Support stratified variant comparison

TimD1 / vcfdist

vcfdist: Accurately benchmarking phased variant calls

GNU General Public License v3.0

76 stars 7 forks source link

Support stratified variant comparison #4

Closed jdidion closed 1 year ago

jdidion commented 1 year ago

GIAB provides stratification bed files and hap.py gives the option to produce stratified results based on these files. It's very useful to be able to look at benchmarking performance by type of region. It would be great if vcfdist could support this option as well.

TimD1 commented 1 year ago

I agree.

vcfdist currently outputs detailed per-variant, per-cluster, and per-phaseblock results in a custom CSV format.

I believe the best approach to supporting stratification would be to instead report results in hap.py's Intermediate VCF File format (Supplementary Note 3 of "Best practices for benchmarking..."). That way, vcfeval could be used as a comparison engine within hap.py, just like vcfeval or xcmp. This is what I plan to work on next; it shouldn't take too long.

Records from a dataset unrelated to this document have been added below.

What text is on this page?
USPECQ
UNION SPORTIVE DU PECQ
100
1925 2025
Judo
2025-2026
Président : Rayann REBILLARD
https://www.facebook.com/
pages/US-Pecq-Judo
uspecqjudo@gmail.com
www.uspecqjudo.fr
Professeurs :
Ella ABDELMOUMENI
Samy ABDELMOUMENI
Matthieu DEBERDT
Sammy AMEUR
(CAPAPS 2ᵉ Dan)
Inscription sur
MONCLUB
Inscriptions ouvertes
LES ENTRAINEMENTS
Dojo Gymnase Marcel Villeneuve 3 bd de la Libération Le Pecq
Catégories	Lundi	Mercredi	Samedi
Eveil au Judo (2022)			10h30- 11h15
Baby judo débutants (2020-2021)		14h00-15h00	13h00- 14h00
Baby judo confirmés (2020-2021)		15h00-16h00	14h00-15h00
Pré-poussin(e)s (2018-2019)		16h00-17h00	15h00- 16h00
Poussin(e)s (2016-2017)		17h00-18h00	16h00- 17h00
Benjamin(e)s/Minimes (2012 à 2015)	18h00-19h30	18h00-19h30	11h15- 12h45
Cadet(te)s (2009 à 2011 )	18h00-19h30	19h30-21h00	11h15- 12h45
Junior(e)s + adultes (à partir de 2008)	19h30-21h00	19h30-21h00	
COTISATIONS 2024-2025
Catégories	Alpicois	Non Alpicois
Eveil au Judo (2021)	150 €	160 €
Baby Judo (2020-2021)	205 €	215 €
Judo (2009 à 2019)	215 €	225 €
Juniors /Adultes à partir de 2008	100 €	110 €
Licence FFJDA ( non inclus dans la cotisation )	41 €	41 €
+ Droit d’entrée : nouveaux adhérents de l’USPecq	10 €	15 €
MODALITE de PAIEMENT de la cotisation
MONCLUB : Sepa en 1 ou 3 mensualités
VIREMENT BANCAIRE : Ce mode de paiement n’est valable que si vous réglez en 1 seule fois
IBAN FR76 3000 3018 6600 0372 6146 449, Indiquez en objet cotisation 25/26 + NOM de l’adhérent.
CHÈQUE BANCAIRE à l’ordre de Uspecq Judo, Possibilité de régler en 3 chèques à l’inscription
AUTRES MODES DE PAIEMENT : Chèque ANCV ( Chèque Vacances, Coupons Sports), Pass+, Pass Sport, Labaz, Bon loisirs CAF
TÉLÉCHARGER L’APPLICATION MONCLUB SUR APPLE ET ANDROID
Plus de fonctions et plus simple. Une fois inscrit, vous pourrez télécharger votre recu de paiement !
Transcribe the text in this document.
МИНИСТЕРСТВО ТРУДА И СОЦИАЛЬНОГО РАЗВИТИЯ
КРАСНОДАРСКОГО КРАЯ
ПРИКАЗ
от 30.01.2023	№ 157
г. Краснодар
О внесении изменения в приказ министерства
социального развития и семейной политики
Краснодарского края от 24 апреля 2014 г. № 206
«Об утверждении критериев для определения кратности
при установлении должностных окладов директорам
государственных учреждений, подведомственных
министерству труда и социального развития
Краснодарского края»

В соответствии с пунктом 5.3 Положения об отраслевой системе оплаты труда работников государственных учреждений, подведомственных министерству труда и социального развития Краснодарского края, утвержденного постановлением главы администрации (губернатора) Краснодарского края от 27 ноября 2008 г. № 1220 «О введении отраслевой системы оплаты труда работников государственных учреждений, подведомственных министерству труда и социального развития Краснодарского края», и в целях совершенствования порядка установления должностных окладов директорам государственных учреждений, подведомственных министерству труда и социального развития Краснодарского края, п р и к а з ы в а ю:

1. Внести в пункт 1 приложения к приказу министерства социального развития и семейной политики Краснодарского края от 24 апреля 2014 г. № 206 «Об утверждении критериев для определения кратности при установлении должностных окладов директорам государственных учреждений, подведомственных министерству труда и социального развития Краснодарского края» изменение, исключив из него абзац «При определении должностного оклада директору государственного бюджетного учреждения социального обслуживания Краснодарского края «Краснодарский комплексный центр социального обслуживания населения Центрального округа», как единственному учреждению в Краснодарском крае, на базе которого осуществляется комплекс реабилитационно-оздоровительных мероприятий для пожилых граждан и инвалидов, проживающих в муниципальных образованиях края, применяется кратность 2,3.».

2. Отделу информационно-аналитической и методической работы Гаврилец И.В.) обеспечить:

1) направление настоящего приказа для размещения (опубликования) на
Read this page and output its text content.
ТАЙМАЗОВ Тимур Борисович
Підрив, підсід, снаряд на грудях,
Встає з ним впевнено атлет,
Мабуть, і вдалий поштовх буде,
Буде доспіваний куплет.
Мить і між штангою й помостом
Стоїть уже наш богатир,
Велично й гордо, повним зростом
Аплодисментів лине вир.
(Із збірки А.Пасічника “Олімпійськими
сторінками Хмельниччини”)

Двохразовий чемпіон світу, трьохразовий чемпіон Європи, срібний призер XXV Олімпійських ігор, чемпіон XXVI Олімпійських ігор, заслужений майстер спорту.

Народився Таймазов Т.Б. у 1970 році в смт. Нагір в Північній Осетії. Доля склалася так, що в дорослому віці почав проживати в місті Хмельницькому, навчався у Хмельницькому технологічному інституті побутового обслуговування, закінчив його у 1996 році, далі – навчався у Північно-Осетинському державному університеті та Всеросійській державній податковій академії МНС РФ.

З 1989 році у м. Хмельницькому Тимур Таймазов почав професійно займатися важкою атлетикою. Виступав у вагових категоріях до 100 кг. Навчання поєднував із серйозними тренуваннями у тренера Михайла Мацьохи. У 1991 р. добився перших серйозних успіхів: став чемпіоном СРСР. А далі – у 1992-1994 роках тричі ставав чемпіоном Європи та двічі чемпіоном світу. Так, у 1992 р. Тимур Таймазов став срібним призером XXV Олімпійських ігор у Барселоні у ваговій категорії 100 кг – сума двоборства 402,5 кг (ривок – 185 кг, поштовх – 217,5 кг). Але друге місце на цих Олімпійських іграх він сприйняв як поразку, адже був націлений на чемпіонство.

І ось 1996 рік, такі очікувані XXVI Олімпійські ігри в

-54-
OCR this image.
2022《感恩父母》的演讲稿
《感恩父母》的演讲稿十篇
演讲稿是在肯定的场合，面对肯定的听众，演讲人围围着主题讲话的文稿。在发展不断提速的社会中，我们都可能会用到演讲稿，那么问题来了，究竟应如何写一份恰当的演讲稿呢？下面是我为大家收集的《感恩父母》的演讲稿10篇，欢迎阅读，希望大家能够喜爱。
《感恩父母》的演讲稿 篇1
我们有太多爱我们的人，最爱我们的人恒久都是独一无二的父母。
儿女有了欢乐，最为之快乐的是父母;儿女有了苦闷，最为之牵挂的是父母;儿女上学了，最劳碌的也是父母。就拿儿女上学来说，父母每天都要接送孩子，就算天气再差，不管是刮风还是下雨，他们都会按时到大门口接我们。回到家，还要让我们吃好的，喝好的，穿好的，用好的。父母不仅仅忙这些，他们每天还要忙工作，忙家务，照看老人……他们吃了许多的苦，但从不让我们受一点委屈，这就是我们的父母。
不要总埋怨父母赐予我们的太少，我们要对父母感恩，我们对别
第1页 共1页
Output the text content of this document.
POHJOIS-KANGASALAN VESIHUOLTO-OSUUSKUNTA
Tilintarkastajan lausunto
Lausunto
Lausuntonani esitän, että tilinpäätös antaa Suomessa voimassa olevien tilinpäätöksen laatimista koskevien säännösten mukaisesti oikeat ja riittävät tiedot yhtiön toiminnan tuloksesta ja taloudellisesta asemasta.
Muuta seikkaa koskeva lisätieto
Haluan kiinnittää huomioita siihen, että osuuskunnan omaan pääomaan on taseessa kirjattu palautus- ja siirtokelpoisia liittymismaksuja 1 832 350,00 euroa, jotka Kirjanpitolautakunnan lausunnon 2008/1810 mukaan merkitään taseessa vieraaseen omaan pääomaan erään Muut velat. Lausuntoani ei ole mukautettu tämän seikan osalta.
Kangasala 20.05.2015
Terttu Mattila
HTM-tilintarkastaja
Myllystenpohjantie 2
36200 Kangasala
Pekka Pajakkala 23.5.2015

jdidion commented 1 year ago

Sounds like a great idea.

TimD1 commented 1 year ago

The only downside is that hap.py most likely can't deal with partial positive variants. I may need to consider them false positives for interoperability. The majority of vcfdist's improvement came from standardizing the variant representation and enforcing phasing, so this shouldn't impact results too much, although it's certainly not ideal.

TimD1 commented 1 year ago

In the meantime, one option would be to run bedtools intersect of your high-confidence BED and each stratification region, since vcfdist currently accepts a single BED file for region selection.